Breakup process of liquid jet in gas film

Abstract

In order to study the breakup process of liquid jet in gas film, the backlit photography technique and the VOF TO DPM method are used for experimental and simulation research respectively. Water and air are used as simulant media. Grid adaptive technology is used to refine the gas-liquid interface grid and improve the capture accuracy of the gas-liquid interface. The results show that there are two main breakup processes of liquid jet in gas film: column breakup and surface breakup. The local high-pressure zone in front of the liquid jet makes the jet have a large normal velocity gradient, which causes R-T instability. The surface wave that is generated by the R-T instability is mainly responsible for the liquid column breakup. When the thin liquid film reaches a column breakup point, the airflow penetrating the trough of the surface wave causes the jet column to break. The tangential velocity gradient is generated when the gas film bypasses the liquid jet surface, which causes K-H instability.

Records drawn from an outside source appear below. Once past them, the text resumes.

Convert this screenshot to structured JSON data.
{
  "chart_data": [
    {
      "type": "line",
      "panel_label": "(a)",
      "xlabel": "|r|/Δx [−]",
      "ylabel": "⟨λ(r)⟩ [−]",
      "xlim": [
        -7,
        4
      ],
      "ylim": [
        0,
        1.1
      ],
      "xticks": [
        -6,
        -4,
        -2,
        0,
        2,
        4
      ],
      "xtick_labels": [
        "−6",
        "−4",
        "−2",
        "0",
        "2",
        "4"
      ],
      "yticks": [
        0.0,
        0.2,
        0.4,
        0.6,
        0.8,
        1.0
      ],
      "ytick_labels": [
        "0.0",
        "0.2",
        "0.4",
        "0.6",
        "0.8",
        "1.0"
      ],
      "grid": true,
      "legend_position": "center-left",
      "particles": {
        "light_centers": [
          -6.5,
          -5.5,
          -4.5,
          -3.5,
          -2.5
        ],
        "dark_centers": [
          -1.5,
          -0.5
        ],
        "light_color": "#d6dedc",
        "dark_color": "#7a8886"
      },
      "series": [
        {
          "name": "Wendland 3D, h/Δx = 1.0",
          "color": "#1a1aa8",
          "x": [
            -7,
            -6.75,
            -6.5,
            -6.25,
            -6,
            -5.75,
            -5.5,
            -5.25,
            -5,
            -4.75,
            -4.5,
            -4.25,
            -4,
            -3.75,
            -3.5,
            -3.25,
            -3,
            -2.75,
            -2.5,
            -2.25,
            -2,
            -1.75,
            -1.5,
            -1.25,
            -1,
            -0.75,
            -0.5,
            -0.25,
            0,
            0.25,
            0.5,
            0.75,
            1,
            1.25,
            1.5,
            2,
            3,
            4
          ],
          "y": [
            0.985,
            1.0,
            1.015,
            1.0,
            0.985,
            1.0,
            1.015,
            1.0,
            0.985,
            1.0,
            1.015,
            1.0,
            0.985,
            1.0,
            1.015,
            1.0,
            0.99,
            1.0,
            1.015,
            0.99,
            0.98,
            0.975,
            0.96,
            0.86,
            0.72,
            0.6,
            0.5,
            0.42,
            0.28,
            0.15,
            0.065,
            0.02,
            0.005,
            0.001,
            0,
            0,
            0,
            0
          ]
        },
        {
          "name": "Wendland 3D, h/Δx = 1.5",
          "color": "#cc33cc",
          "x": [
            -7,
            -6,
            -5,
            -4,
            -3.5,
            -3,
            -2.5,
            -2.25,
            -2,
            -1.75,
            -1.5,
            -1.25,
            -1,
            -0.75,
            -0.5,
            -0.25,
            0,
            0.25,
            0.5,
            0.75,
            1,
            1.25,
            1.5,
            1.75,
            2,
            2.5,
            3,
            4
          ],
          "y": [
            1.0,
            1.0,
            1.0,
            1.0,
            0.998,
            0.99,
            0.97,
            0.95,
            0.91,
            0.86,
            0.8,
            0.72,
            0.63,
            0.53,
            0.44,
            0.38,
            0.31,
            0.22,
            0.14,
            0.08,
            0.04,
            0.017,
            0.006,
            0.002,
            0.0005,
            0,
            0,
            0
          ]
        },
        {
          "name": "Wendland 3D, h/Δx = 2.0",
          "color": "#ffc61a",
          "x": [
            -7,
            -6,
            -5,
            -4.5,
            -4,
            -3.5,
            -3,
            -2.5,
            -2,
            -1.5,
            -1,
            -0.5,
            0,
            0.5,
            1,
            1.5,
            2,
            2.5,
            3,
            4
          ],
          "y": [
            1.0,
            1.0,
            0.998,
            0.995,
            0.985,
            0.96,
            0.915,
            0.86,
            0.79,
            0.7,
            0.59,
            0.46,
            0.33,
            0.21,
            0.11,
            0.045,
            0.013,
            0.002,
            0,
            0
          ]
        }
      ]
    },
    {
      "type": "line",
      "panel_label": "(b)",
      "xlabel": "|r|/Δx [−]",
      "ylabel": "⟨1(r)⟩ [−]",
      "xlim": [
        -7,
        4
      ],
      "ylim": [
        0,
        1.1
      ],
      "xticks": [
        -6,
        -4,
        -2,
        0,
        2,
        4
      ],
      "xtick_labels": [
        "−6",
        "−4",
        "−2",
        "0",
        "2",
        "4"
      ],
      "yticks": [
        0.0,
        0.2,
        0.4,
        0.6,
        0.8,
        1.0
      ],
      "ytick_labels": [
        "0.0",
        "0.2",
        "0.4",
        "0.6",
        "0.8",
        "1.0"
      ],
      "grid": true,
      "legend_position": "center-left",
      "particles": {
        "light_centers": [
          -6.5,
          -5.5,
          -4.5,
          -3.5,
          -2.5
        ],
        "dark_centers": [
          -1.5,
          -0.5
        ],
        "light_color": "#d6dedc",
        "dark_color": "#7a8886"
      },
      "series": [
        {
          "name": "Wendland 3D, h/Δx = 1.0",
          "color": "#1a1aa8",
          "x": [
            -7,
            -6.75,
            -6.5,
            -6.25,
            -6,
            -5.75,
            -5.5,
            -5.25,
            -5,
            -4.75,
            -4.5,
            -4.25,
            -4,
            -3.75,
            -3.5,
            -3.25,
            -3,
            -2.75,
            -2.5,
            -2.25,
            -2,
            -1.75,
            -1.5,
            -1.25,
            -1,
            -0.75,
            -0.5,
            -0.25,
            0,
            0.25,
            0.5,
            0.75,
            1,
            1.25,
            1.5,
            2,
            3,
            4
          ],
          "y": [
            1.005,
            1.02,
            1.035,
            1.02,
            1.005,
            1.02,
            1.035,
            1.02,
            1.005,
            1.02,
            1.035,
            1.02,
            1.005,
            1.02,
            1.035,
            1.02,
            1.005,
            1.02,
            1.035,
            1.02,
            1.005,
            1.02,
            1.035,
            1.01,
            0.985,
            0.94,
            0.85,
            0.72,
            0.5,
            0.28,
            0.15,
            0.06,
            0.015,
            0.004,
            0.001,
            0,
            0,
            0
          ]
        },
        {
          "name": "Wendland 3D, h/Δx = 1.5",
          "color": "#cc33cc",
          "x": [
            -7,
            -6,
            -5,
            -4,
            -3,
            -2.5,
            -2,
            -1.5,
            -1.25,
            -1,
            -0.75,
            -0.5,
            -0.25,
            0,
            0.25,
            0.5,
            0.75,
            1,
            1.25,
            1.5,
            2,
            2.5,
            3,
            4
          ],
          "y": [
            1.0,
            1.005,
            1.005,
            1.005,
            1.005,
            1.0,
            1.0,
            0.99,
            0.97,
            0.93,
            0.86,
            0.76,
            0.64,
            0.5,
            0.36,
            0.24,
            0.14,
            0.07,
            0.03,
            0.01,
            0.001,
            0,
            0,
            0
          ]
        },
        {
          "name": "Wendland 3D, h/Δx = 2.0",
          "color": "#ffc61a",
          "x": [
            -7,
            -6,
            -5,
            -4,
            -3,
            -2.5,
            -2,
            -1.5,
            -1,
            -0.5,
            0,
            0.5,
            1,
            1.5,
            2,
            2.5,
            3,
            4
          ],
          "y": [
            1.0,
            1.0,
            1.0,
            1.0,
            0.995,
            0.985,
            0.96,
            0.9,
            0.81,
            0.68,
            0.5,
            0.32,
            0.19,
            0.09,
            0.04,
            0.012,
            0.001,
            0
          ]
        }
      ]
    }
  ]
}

The K-H surface waves cause ligaments and droplets to strip from the surface of the liquid jet. The local momentum ratio has an important influence on the breakup process of the liquid jet in gas film. When the local momentum ratio is low, the breakup of liquid jet is dominated by the K-H instability. As the local momentum ratio increases, the breakup of liquid jet is gradually dominated by R-T instability. The local momentum ratio plays an important role in the distribution range of the liquid jet in gas film. When the local momentum ratio is low, the ligaments and droplets caused by the liquid jet are mainly distributed within the range of gas film. As the local momentum ratio increases, part of the ligaments and droplets escape from the range of the gas film. The liquid jet penetrates the gas film when the local momentum ratio is greater than 0.74. The breakup length and the penetration depth are both affected by the local momentum ratio. The breakup length increases with the local momentum ratio increasing. The penetration depth also increases with the local momentum ratio, and the penetration depth increases significantly when the liquid jet penetrates the gas film.